Wittenoom in Western Australia tells another heartbreaking story. Known as ‘Australia’s Chernobyl,’ the former mining town was the site of blue asbestos extraction from the 1940s to the 1960s. Despite mounting evidence of health risks, the mine remained open until profitability waned. By the early 21st century, Wittenoom had become the most contaminated site in the Southern Hemisphere. Thousands of former residents died from asbestos-related diseases, and the town was formally degazetted and erased from official maps. What remains is a toxic legacy and a chilling reminder of how easily economic priorities can outweigh human and environmental health. Yallourn in Victoria also presents a cautionary tale. Built by the State Electricity Commission in the 1920s as a model town for coal workers, it was a vibrant community with distinctive architecture and a strong social fabric. Yet the coal beneath its foundations eventually sealed its fate. In the 1980s, the town was demolished to expand open-cut mining operations. Efforts to save it, including early attempts at regional Green Bans, were unsuccessful. The area remains heavily impacted by the coal industry, with health studies indicating high rates of mesothelioma among residents.

These examples—Woomera, Lake Pedder, Wittenoom, and Yallourn—reflect different kinds of loss: cultural, environmental, social, and personal. Together, they raise important questions about how Australia values land. Urban landscapes have often been framed as central to national identity, worthy of preservation and celebration. Regional and rural lands, however, have been more easily sacrificed, viewed through utilitarian or strategic lenses. Yet for the people who lived in these places, the land held deep emotional and cultural meaning; these were more than just sites on a map—they were homes, sources of identity, and places of belonging. The environmental movement has made strides in protecting Australia’s natural heritage, but it must also reckon with the uneven geography of preservation.

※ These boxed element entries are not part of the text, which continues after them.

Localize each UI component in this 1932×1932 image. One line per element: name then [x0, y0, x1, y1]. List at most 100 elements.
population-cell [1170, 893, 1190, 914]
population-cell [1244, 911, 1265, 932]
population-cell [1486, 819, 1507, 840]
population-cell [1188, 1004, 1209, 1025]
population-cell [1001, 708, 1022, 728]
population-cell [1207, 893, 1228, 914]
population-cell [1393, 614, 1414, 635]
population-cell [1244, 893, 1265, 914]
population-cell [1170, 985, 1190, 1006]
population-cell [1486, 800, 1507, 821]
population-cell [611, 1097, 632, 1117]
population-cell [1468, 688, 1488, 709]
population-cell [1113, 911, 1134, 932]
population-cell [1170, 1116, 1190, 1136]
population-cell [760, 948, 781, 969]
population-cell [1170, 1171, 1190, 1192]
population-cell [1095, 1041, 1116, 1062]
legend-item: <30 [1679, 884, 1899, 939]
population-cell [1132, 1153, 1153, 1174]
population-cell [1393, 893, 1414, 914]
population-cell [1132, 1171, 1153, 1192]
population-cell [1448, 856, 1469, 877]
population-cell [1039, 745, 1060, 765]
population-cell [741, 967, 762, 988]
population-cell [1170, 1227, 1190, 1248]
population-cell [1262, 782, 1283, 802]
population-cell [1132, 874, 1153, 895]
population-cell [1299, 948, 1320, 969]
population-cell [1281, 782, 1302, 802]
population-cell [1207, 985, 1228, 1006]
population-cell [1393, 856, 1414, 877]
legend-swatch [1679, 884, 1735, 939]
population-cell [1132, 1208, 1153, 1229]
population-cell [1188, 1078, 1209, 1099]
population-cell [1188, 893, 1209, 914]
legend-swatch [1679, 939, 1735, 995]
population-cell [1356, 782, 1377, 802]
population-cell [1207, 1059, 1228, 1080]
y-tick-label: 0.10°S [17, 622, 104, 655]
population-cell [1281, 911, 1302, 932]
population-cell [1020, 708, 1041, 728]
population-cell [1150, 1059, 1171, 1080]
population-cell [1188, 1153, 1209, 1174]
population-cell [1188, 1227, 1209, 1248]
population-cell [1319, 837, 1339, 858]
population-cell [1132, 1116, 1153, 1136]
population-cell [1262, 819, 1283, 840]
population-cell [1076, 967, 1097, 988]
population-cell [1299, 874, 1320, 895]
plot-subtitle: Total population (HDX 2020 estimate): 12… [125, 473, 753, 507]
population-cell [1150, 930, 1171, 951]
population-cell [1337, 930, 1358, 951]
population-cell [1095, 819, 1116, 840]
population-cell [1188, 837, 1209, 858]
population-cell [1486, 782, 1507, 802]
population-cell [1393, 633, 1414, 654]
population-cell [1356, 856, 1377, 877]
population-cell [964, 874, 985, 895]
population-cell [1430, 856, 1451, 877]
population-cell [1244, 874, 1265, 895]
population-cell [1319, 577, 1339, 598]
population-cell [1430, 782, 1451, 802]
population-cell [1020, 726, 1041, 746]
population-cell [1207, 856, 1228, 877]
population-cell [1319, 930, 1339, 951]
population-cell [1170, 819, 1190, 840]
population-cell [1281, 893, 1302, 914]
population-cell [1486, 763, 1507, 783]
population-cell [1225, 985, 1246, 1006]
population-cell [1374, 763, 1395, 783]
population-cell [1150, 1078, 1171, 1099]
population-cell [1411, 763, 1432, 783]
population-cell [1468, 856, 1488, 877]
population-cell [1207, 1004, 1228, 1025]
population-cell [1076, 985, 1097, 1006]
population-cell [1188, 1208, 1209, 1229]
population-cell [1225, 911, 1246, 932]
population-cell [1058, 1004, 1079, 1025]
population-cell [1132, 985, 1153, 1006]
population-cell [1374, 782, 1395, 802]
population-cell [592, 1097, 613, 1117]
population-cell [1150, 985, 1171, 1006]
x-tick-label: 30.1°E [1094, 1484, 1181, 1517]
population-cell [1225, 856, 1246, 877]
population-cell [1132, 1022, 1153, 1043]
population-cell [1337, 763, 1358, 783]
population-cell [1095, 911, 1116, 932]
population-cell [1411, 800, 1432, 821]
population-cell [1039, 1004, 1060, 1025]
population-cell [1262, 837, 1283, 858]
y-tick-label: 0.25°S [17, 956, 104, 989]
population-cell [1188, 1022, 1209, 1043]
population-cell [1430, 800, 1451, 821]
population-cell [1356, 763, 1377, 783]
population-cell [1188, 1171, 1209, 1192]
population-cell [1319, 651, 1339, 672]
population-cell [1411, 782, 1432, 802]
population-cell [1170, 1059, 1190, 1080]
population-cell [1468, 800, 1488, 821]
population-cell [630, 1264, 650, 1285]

The stories of lost regional lands remind us that environmental justice is not only about saving beautiful places, it is also about recognising the value of places already written off as disposable. There is a need to expand the discourse beyond aesthetics and economics to include emotional, cultural, and historical attachments to land.

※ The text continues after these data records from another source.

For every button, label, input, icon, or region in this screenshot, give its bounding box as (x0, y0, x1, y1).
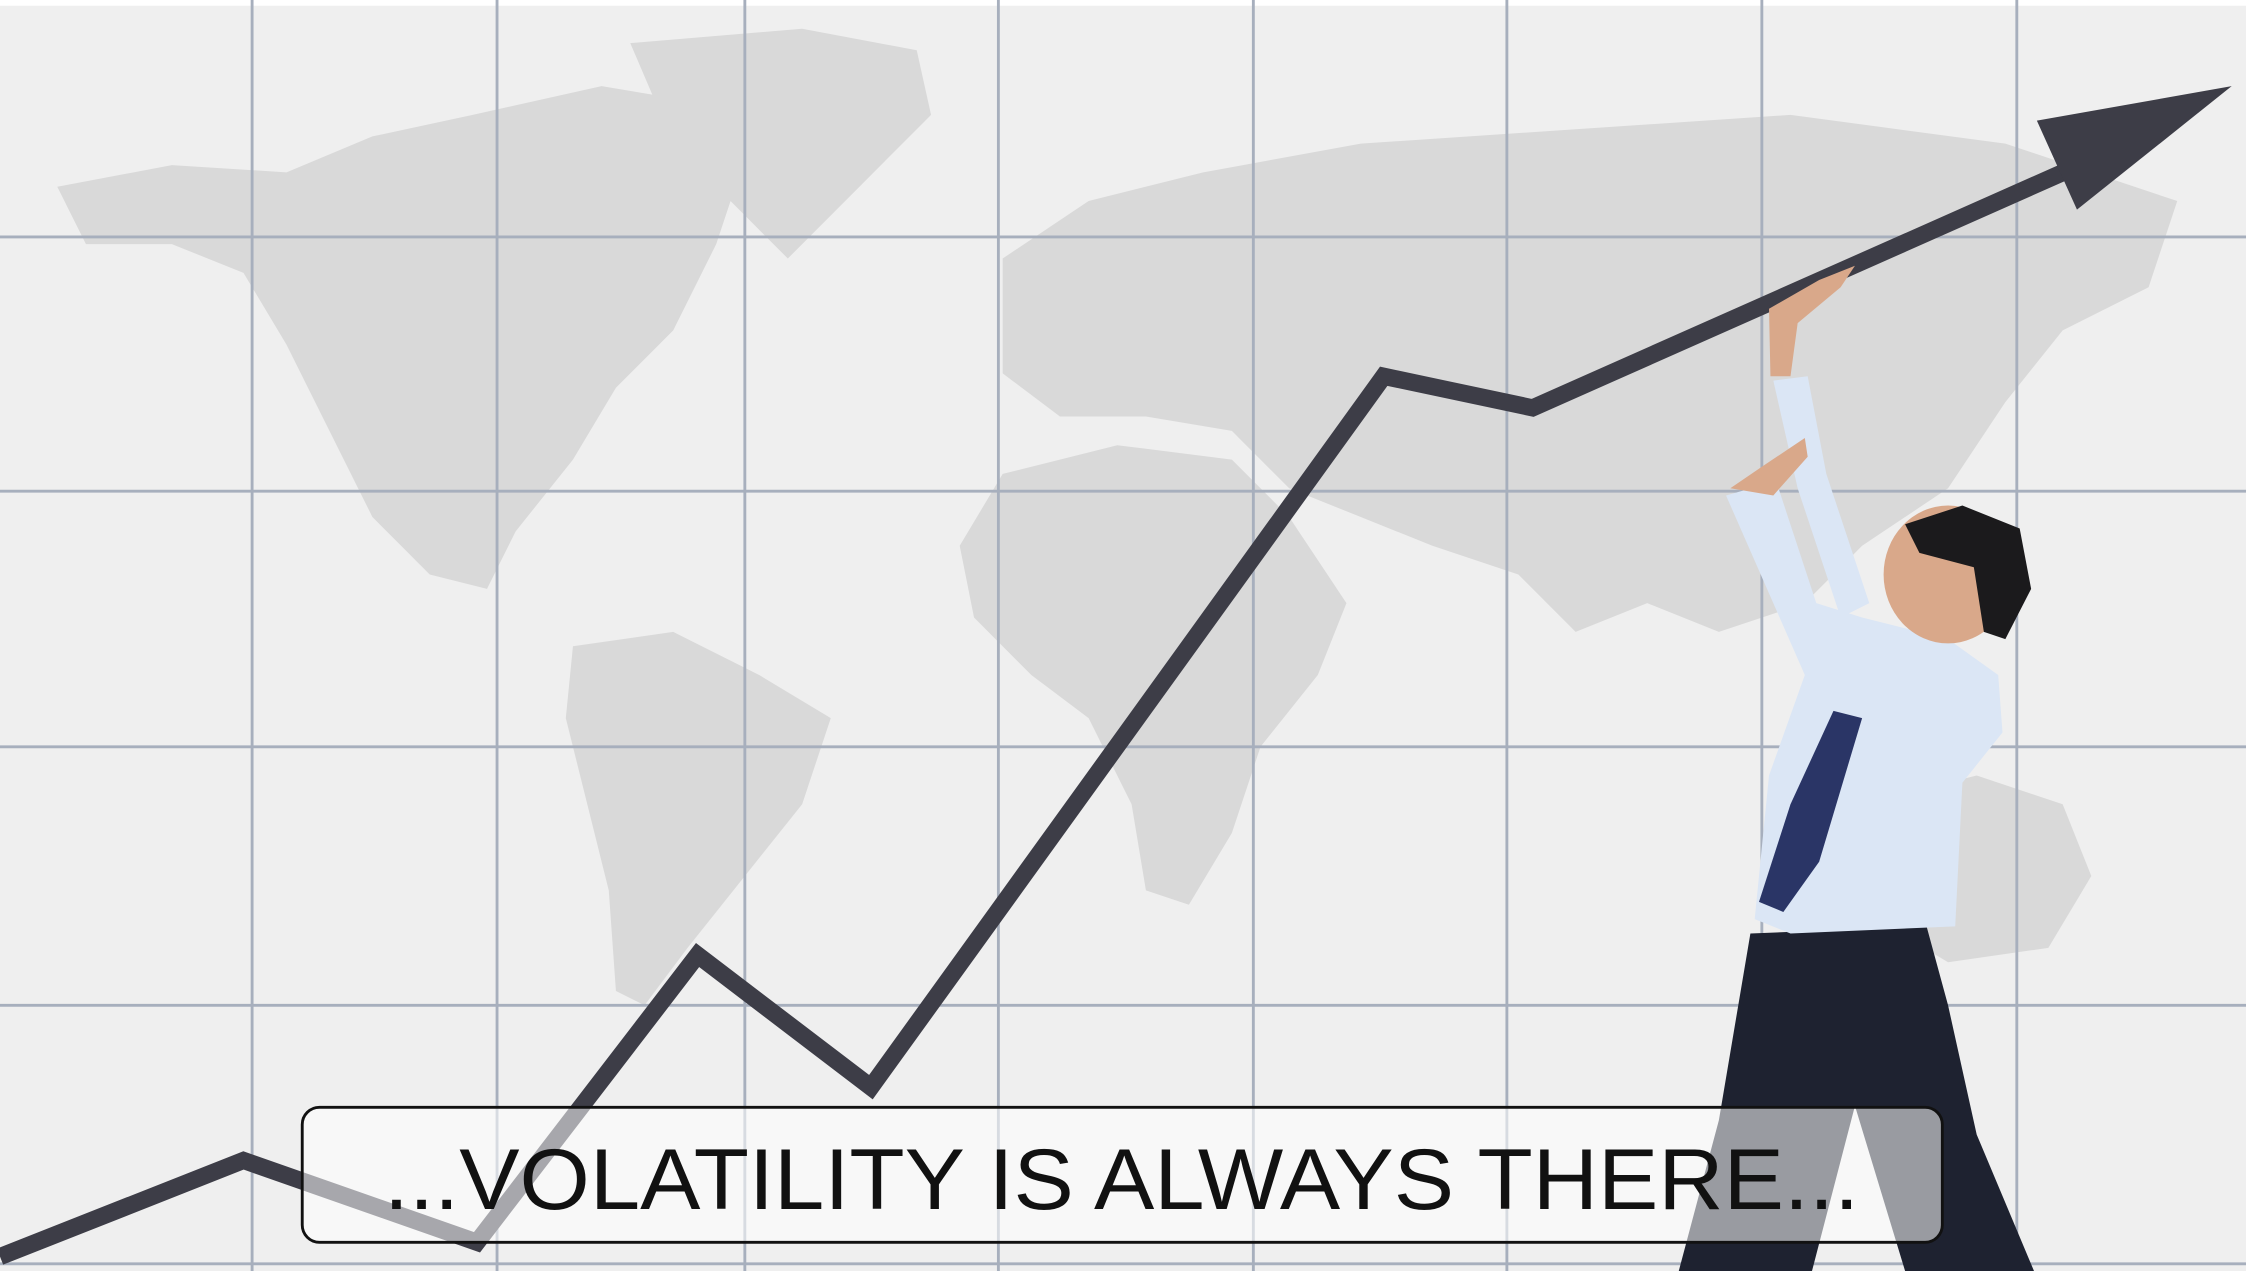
hair (1905, 505, 2032, 640)
sleeve (1773, 376, 1870, 618)
caption: ...VOLATILITY IS ALWAYS THERE... (384, 1132, 1859, 1228)
caption-box (300, 1105, 1944, 1244)
north-america (57, 86, 745, 589)
trend-arrow (0, 161, 2074, 1265)
hand-lower (1730, 438, 1808, 496)
arrow-head (2036, 86, 2232, 210)
greenland (630, 28, 932, 259)
hand-upper (1769, 265, 1855, 377)
top-band (0, 0, 2246, 6)
south-america (565, 631, 831, 1006)
tie (1758, 710, 1863, 912)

In many ways, the tragedy of Australia’s regional commons lies in how easily they were dismissed. Too often, these lands were marked as already ruined by colonization and dispossession, industry, or contamination thus not worth saving. But the memories and meanings tied to these spaces endure, carried by former residents, Indigenous communities, and those who continue to advocate for justice and recognition. As Australia continues to grapple with climate change, deindustrialisation, and Indigenous reconciliation, these forgotten places demand renewed attention. They challenge us to rethink our definitions of value, beauty, and heritage. They remind us that even the most seemingly ‘unnatural’ places can hold profound significance, and that no land should be left behind in the national story.